In each essay, Broder investigates the daily minutia of sickness, fear and being generally screwed up. She writes insightfully about the role of sexual and romantic obsession in modern relationships, about marriage and polyamory and how the Internet functions in our increasing list of debilitating addictions. Her thoughts on a culture obsessed with women's weight goes beyond self-empowering platitudes, unpacking how the pressing, lifelong need to be thin makes us hate ourselves and other women. She speaks truthfully about getting sober, about being terrified of aging and dying, about being vain and about going on and off anti-anxiety medication. (The latter a harrowing tale, to say the least.) The resulting collection is both gross and gorgeous, infused with explicit sexuality (content warning) and visceral ugliness, and often offers a perfect union of the two.

In one of the more honest and accurate descriptions of therapy I've ever read, Broder refers to the practice as "stupid and annoying," but adds that it works well enough that you should still do it. "I may never become a completely whole person," she writes. "But I may have a shot at becoming three fourths of a person. Three fourths of a person isn't bad." Broder readily admits her feminist failings, and how she feels bad even for feeling bad when she has so much to be grateful for. In fact, a great deal of this book is about how we have created systems that impossibly demand our unshakable goodness, asks that we be cool and collected, and how we punish ourselves when we can't achieve that level of perfection. Most significantly, the author makes a space for self-forgiveness, inviting us to go easy on ourselves in this relentless pursuit of being better.

"I am not pressuring you to dismantle anything," she writes. "I am saying let's be here together, undismantled, and just accept that this is where we are. Let's love each other right where we are, even as we compare ourselves to one another. I am saying, yes, baby, I know it's hard."

Though this collection is often dark and at times even disturbing (I found myself having to skip and then go back to essays that were too difficult), it's also oddly soothing, acting as a kind of exposure therapy that forces us to look at and accept the worst parts of ourselves head on. It does what best memoirs often do – offers kinship, familiarity and comfort in a world where we feel severed from other people, their success and their experiences. In mining the painful details of her life, Broder has not only been incredibly kind to and compassionate with her readers, but has beyond proven her skill as a non-fiction writer. Her poetic sensibilities shine through, as does her skill for conciseness, honed in 140 character Twitter bursts.

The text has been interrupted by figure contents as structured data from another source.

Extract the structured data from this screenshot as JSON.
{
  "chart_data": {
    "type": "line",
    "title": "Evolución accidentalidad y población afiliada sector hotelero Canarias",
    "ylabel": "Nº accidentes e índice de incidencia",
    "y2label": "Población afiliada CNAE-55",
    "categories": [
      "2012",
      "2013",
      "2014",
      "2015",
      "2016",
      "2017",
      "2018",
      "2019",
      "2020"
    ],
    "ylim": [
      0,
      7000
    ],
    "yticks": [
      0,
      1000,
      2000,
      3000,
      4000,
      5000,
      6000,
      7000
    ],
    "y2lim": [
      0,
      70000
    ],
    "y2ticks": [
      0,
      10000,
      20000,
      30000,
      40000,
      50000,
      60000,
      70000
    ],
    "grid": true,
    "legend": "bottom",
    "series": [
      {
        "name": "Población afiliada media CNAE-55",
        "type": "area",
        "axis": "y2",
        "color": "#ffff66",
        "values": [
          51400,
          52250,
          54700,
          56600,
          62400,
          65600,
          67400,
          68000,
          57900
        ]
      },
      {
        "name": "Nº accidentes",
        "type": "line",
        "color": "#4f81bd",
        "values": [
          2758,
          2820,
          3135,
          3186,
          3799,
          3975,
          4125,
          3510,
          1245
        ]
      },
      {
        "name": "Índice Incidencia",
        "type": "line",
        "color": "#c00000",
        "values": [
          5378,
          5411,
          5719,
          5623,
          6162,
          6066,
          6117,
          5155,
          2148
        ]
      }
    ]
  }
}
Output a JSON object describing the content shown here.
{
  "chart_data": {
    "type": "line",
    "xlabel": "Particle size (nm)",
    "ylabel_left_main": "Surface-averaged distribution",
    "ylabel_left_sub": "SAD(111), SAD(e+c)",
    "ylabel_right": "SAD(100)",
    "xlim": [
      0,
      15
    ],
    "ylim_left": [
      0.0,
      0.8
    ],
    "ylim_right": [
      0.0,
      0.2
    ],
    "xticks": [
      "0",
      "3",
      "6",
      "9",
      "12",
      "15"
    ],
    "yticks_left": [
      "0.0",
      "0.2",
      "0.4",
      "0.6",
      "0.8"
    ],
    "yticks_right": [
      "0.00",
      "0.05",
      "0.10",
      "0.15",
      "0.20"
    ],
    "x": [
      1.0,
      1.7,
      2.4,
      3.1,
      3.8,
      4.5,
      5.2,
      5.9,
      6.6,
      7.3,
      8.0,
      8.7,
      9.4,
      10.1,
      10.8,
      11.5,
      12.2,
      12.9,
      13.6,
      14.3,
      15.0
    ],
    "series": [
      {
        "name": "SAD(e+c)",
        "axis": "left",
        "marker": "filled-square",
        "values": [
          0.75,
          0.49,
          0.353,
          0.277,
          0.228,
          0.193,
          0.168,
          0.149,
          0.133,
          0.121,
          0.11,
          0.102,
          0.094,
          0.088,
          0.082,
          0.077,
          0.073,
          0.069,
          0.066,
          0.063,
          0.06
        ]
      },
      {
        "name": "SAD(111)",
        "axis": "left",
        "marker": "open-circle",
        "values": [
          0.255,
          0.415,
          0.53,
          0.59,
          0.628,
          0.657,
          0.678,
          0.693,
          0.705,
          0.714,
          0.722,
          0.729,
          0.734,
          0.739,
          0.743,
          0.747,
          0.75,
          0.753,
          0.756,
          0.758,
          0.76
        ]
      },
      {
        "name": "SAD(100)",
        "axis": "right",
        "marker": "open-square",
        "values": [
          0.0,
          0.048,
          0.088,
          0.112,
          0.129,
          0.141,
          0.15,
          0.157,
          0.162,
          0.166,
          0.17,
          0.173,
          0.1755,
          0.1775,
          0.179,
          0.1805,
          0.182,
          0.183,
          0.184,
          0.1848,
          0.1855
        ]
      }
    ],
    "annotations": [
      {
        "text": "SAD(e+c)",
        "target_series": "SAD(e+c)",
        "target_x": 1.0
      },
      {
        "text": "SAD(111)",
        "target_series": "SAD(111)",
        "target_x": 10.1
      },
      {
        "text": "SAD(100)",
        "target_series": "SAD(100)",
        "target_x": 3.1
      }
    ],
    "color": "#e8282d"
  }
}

Those who grew up dating and building relationships in the digital era will see a great deal of themselves, their insecurities and their mistakes, in Broder's real-life stories. Those who have grappled with the insidiousness of anxiety disorder, addiction, or self-hatred will see even more. But So Sad Today is so much more valuable than a simple triumph over adversity tale, or an insincere assurance that everything will be okay in the end.

Instead, in a world where everyone else seems to be doing better job, it says, "I see you, and you're doing just fine."